This training is an applied forensic computing (aka. computer forensics or digital forensics) workshop, covering different techniques alongside with the explanation of the underlying principles and lots of hands-on exercises. The goal of this training is to provide the basic knowledge that is required whenever an incident has to be analyzed in a forensically sound manner and covers the techniques needed to cope with the majority of incidents.
The following topics will be covered in this training:
Forensic Computing as a Forensic Science
Digital Evidence: Theoretical Background and Classification
The Chain of Custody
The Order of Volatility: Persistant Evidence vs. Volatile Evidence
Harddisk Forensics: File Recovery - Carving vs. Logical Recovery incl. OpenSource Tools
NTFS Logical File Recovery Background and Application
Manual RAID Recovery and OpenSource Tools
Live Forensics: Smell the Smoking Gun
Memory Forensics Overview (this topic is covered more specifically in the "Incident Analysis"-WS)
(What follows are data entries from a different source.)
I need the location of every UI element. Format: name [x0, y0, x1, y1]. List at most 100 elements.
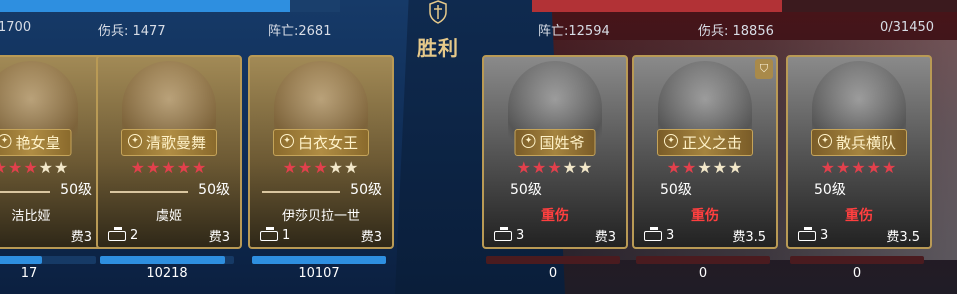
hero-name-tag: ✦ 国姓爷	[514, 129, 596, 156]
star-rating: ★★★★★	[517, 158, 594, 177]
hero-name: 散兵横队	[835, 134, 897, 152]
star-icon: ★	[161, 158, 177, 177]
ally-hp-fill	[100, 256, 225, 264]
star-icon: ★	[145, 158, 162, 177]
hero-name: 白衣女王	[297, 134, 359, 152]
seal-icon: ✦	[127, 134, 142, 148]
shield-laurel-icon	[429, 0, 447, 24]
ally-hp-fill	[252, 256, 386, 264]
unit-footer: 1 费3	[260, 226, 382, 245]
hero-real-name: 伊莎贝拉一世	[281, 209, 360, 224]
hero-name-tag: ✦ 艳女皇	[0, 129, 72, 156]
enemy-hp-bar	[486, 256, 620, 264]
helmet-badge-icon: ⛉	[755, 59, 773, 79]
enemy-hp-bar	[790, 256, 924, 264]
star-icon: ★	[516, 158, 532, 177]
unit-count: 3	[644, 226, 674, 243]
enemy-death-count: 阵亡:12594	[538, 24, 610, 39]
star-icon: ★	[531, 158, 548, 177]
star-icon: ★	[176, 158, 193, 177]
hero-name-tag: ✦ 白衣女王	[272, 129, 370, 156]
heavy-wound-status: 重伤	[691, 208, 719, 224]
hero-name-tag: ✦ 正义之击	[656, 129, 754, 156]
star-icon: ★	[38, 158, 55, 177]
hero-name: 正义之击	[681, 134, 743, 152]
hero-level: 50级	[660, 182, 692, 198]
ally-top-bar-fill	[0, 0, 290, 12]
seal-icon: ✦	[817, 134, 832, 148]
heavy-wound-status: 重伤	[845, 208, 873, 224]
cost-label: 费3	[360, 230, 382, 245]
hero-level: 50级	[814, 182, 846, 198]
hp-value: 0	[698, 266, 708, 281]
enemy-hero-card[interactable]: ⛉ ✦ 正义之击 ★★★★★ 50级重伤 3 费3.5	[632, 55, 778, 249]
unit-footer: 费3	[0, 226, 92, 245]
star-rating: ★★★★★	[667, 158, 744, 177]
experience-bar	[110, 191, 188, 193]
enemy-hero-card[interactable]: ✦ 国姓爷 ★★★★★ 50级 重伤 3 费3	[482, 55, 628, 249]
ally-hero-card[interactable]: ✦艳女皇 ★★★★★ 50级洁比娅费3	[0, 55, 104, 249]
experience-bar	[262, 191, 340, 193]
star-icon: ★	[562, 158, 579, 177]
cost-label: 费3.5	[886, 230, 920, 245]
ally-hp-bar	[100, 256, 234, 264]
star-icon: ★	[130, 158, 146, 177]
star-icon: ★	[712, 158, 729, 177]
star-icon: ★	[344, 158, 360, 177]
star-icon: ★	[578, 158, 594, 177]
victory-label: 胜利	[417, 36, 459, 60]
star-icon: ★	[192, 158, 208, 177]
star-icon: ★	[866, 158, 883, 177]
seal-icon: ✦	[0, 134, 12, 148]
enemy-remaining-count: 0/31450	[880, 20, 935, 35]
unit-footer: 2 费3	[108, 226, 230, 245]
hero-real-name: 洁比娅	[11, 209, 51, 224]
star-icon: ★	[728, 158, 744, 177]
star-rating: ★★★★★	[283, 158, 360, 177]
unit-footer: 3 费3.5	[644, 226, 766, 245]
star-rating: ★★★★★	[821, 158, 898, 177]
unit-count: 3	[494, 226, 524, 243]
tank-icon	[494, 226, 512, 241]
cost-label: 费3	[70, 230, 92, 245]
star-icon: ★	[547, 158, 563, 177]
star-icon: ★	[54, 158, 70, 177]
hero-name: 清歌曼舞	[145, 134, 207, 152]
hero-level: 50级	[350, 182, 382, 198]
star-icon: ★	[820, 158, 836, 177]
hero-level: 50级	[198, 182, 230, 198]
cost-label: 费3	[208, 230, 230, 245]
ally-hp-bar	[252, 256, 386, 264]
enemy-top-bar-fill	[532, 0, 782, 12]
star-icon: ★	[851, 158, 867, 177]
star-icon: ★	[666, 158, 682, 177]
star-rating: ★★★★★	[0, 158, 69, 177]
enemy-hero-card[interactable]: ✦ 散兵横队 ★★★★★ 50级重伤 3 费3.5	[786, 55, 932, 249]
hp-value: 10218	[146, 266, 188, 281]
star-icon: ★	[7, 158, 24, 177]
star-icon: ★	[328, 158, 345, 177]
enemy-top-bar	[532, 0, 957, 12]
ally-stat-partial: 1700	[0, 20, 32, 35]
ally-hero-card[interactable]: ✦ 清歌曼舞 ★★★★★ 50级 虞姬 2 费3	[96, 55, 242, 249]
star-icon: ★	[297, 158, 314, 177]
enemy-wounded-count: 伤兵: 18856	[698, 24, 774, 39]
battle-result-screen: 1700 伤兵: 1477 阵亡:2681 阵亡:12594 伤兵: 18856…	[0, 0, 957, 294]
hp-value: 10107	[298, 266, 340, 281]
hero-level: 50级	[510, 182, 542, 198]
ally-hero-card[interactable]: ✦ 白衣女王 ★★★★★ 50级 伊莎贝拉一世 1 费3	[248, 55, 394, 249]
hero-level: 50级	[60, 182, 92, 198]
cost-label: 费3.5	[732, 230, 766, 245]
hero-real-name: 虞姬	[155, 209, 182, 224]
tank-icon	[108, 226, 126, 241]
enemy-hp-bar	[636, 256, 770, 264]
hero-name-tag: ✦ 清歌曼舞	[120, 129, 218, 156]
tank-icon	[798, 226, 816, 241]
star-icon: ★	[313, 158, 329, 177]
ally-top-bar	[0, 0, 340, 12]
star-icon: ★	[282, 158, 298, 177]
tank-icon	[260, 226, 278, 241]
hp-value: 0	[852, 266, 862, 281]
ally-hp-fill	[0, 256, 42, 264]
unit-count: 3	[798, 226, 828, 243]
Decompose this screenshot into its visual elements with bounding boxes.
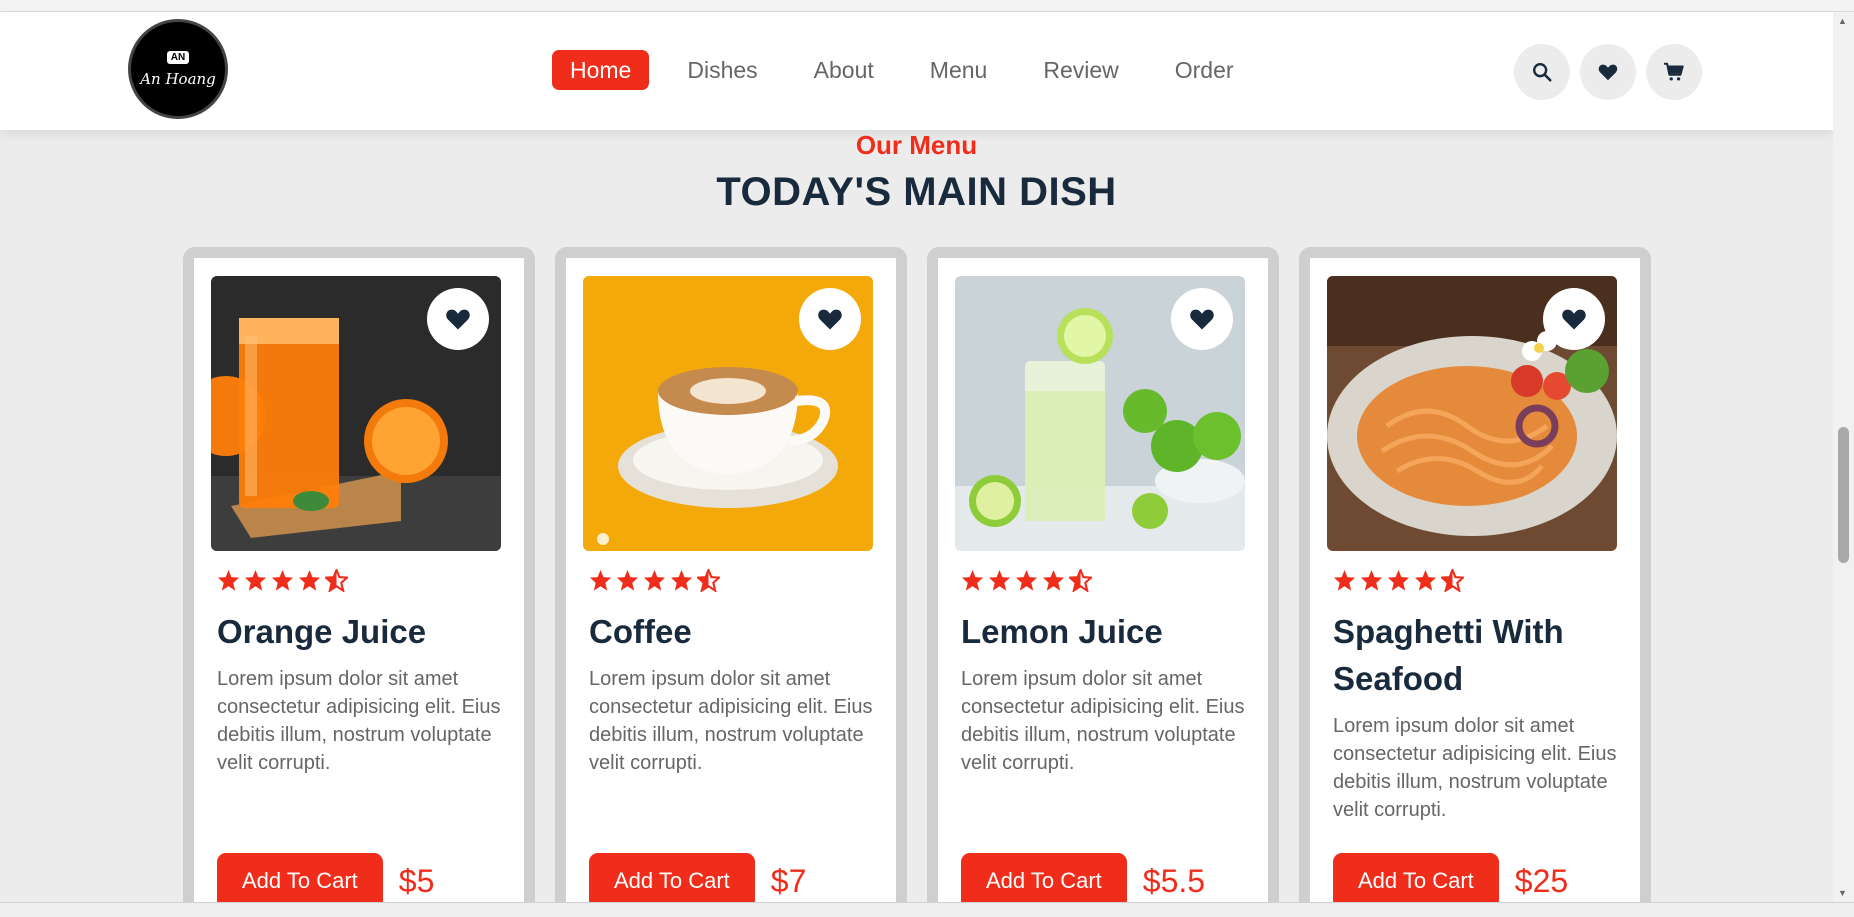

Dr.-Ing. Andreas Dewald is working as an IT-Security Researcher at ERNW Research GmbH in Heidelberg and is an associated Post-Doc of the University of Erlangen-Nuremberg (FAU), where he worked as a researcher and lecturer from 2012 to January 2016 at the Chair for IT-Security Infrastructures. From 2013 to 2016, he led the Applied Forensic Computing research group after he finished his PhD in December 2012. Supervised by Prof. Dr.-Ing. Felix Freiling, his thesis was about the formalization of digital evidence and its embedding in forensic computing. Until October 2013, Andreas Dewald, from the FAU side, mentored the first German master’s degree program in Digital Forensics, which is run as a cooperation by the University of Applied Sciences in Albstadt-Sigmaringen. From 2009 to 2012, he worked as a research assistant at the University of Mannheim, where he had previously studied Computer Science. For his master’s thesis "Detection and Prevention of Malicious Websites" Andreas Dewald was awarded with the science prize from the German society for privacy and data security (GDD).
Christoph is an IT security researcher and practitioner at ERNW and has extensive experience on the offensive side of IT security (e.g. by means of penetration tests and research) and the defensive side (e.g. by means of consulting in large corporate environments).